The paper points out that Windustry and other groups advocate using property tax financing programs to cover costs of installing and upgrading energy generation systems as a policy improvement that would gain major benefits:

  • First, access to credit can help cover much of the upfront costs, and during tough economic times this program offers an alternative to people who cannot tap into home equity lines or gain low-interest personal loans.
  • Second, the obligation to repay the loan stays with the property. Therefore, payments become the responsibility of whoever owns that property and is benefiting from the onsite electricity generation.

Windustry, in partnership with the Database of State Incentives for Renewables and Efficiency (DSIRE), has released a study of "Property Tax Financing Authorization" policies in 11 states that encourage development of renewable energy and energy efficiency projects.
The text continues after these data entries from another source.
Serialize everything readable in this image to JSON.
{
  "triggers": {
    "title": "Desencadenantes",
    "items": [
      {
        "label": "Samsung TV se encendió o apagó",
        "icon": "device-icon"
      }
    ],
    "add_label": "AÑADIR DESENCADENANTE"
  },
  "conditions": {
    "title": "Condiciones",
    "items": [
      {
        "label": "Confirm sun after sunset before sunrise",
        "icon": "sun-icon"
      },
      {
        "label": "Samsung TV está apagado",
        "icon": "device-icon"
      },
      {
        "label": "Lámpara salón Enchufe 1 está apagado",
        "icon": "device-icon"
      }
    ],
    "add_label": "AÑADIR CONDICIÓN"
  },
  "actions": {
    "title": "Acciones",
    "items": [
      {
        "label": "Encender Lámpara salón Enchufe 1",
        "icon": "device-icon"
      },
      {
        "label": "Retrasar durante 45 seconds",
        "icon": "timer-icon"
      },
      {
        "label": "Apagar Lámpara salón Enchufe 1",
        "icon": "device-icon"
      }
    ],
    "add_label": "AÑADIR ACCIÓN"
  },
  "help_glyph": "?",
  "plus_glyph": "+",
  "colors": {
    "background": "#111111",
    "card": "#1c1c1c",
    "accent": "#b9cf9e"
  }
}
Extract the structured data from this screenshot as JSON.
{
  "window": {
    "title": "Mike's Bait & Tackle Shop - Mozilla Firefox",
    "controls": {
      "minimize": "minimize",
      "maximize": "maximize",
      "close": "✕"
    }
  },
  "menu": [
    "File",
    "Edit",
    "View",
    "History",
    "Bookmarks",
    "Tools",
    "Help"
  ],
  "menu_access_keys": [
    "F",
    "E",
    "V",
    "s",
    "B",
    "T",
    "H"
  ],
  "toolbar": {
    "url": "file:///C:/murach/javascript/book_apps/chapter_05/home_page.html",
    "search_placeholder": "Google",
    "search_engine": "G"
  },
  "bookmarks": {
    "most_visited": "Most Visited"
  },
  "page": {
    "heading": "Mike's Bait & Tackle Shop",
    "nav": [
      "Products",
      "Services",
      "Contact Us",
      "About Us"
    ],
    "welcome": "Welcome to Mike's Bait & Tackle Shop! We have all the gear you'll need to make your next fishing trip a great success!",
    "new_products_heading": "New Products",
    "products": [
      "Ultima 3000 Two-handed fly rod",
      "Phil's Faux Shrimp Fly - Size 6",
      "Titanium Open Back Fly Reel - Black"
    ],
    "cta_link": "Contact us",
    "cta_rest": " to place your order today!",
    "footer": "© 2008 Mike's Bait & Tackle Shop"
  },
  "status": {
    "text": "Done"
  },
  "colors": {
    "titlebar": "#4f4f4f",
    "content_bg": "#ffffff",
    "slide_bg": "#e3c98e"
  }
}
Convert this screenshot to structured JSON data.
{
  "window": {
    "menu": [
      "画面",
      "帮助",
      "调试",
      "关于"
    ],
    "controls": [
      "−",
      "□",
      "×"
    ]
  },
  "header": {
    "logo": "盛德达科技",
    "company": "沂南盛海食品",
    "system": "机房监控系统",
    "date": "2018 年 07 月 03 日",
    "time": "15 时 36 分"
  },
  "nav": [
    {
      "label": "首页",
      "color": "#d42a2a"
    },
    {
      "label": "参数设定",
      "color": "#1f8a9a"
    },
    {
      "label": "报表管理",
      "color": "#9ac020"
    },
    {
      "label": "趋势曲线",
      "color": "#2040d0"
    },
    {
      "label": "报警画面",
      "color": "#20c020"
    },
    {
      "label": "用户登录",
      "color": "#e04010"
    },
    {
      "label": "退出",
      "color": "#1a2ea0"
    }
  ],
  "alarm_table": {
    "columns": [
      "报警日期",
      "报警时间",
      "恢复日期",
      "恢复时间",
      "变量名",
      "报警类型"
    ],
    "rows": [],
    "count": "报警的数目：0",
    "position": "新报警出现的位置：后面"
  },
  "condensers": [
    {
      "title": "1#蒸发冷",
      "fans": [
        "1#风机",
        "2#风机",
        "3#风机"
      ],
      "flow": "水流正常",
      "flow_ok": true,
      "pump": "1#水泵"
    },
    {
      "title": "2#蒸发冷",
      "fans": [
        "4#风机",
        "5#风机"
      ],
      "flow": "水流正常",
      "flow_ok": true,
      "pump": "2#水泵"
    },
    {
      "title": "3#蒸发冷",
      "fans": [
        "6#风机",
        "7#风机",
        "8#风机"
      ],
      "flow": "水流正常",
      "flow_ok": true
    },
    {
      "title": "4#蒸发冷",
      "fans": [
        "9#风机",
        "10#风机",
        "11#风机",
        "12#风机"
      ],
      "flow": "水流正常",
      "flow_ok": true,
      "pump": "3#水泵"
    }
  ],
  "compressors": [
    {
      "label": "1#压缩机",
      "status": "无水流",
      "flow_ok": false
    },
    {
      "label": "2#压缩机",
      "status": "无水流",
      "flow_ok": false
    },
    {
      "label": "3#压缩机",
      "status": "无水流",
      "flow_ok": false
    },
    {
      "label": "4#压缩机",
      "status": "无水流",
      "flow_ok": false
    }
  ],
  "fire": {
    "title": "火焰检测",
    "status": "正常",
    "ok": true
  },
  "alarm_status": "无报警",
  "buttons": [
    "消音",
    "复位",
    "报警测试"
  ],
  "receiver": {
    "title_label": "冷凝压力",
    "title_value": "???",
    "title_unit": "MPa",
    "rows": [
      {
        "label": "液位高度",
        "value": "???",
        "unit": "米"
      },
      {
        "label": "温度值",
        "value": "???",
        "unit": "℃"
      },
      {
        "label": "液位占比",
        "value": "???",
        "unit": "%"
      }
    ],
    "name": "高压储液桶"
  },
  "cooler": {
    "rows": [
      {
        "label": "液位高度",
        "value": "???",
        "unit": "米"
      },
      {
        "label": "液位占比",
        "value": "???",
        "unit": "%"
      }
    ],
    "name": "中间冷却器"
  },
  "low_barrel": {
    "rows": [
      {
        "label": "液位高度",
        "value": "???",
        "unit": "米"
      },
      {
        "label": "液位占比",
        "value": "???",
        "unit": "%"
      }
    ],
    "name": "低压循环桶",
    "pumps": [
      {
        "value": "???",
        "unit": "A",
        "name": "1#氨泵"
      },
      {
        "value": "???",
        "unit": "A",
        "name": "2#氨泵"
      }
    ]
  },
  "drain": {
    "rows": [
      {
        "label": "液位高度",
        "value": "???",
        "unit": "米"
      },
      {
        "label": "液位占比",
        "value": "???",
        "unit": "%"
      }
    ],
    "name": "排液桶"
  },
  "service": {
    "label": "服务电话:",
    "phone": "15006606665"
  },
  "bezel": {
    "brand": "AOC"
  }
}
Property Tax Financing programs provide a direct way for individuals to cover some, if not all, of the costs of energy efficiency upgrades and distributed generation systems.

The Minnesota Flip is one of the useful models in the paper for structuring equity partnerships between community-held assets or individual landowners and investors, as it supports economically successful, community-driven partnerships that benefit individuals and corporate interests. Minnesota is used as a model policy state with the following policy structures enabling renewable asset development:

  • Renewable Energy Production Incentive
  • Agricultural Improvement Loan Program
  • Value-Added Stock Loan Participation Program
  • Interconnection Standards Law
  • Standard Power Purchase

Overall, the paper concludes that “it will be important for communities to advocate for rules and policies that allow community based wind power producers to get equitable access to the grid.”

Black, Brown and Green, a program of the Center for Social Inclusion, explores the economic opportunities and hurdles for green business models in communities of color. Black Brown and Green offers resources to communities and companies to help them identify their needs and develop a strategy for entering the Green Energy Sector.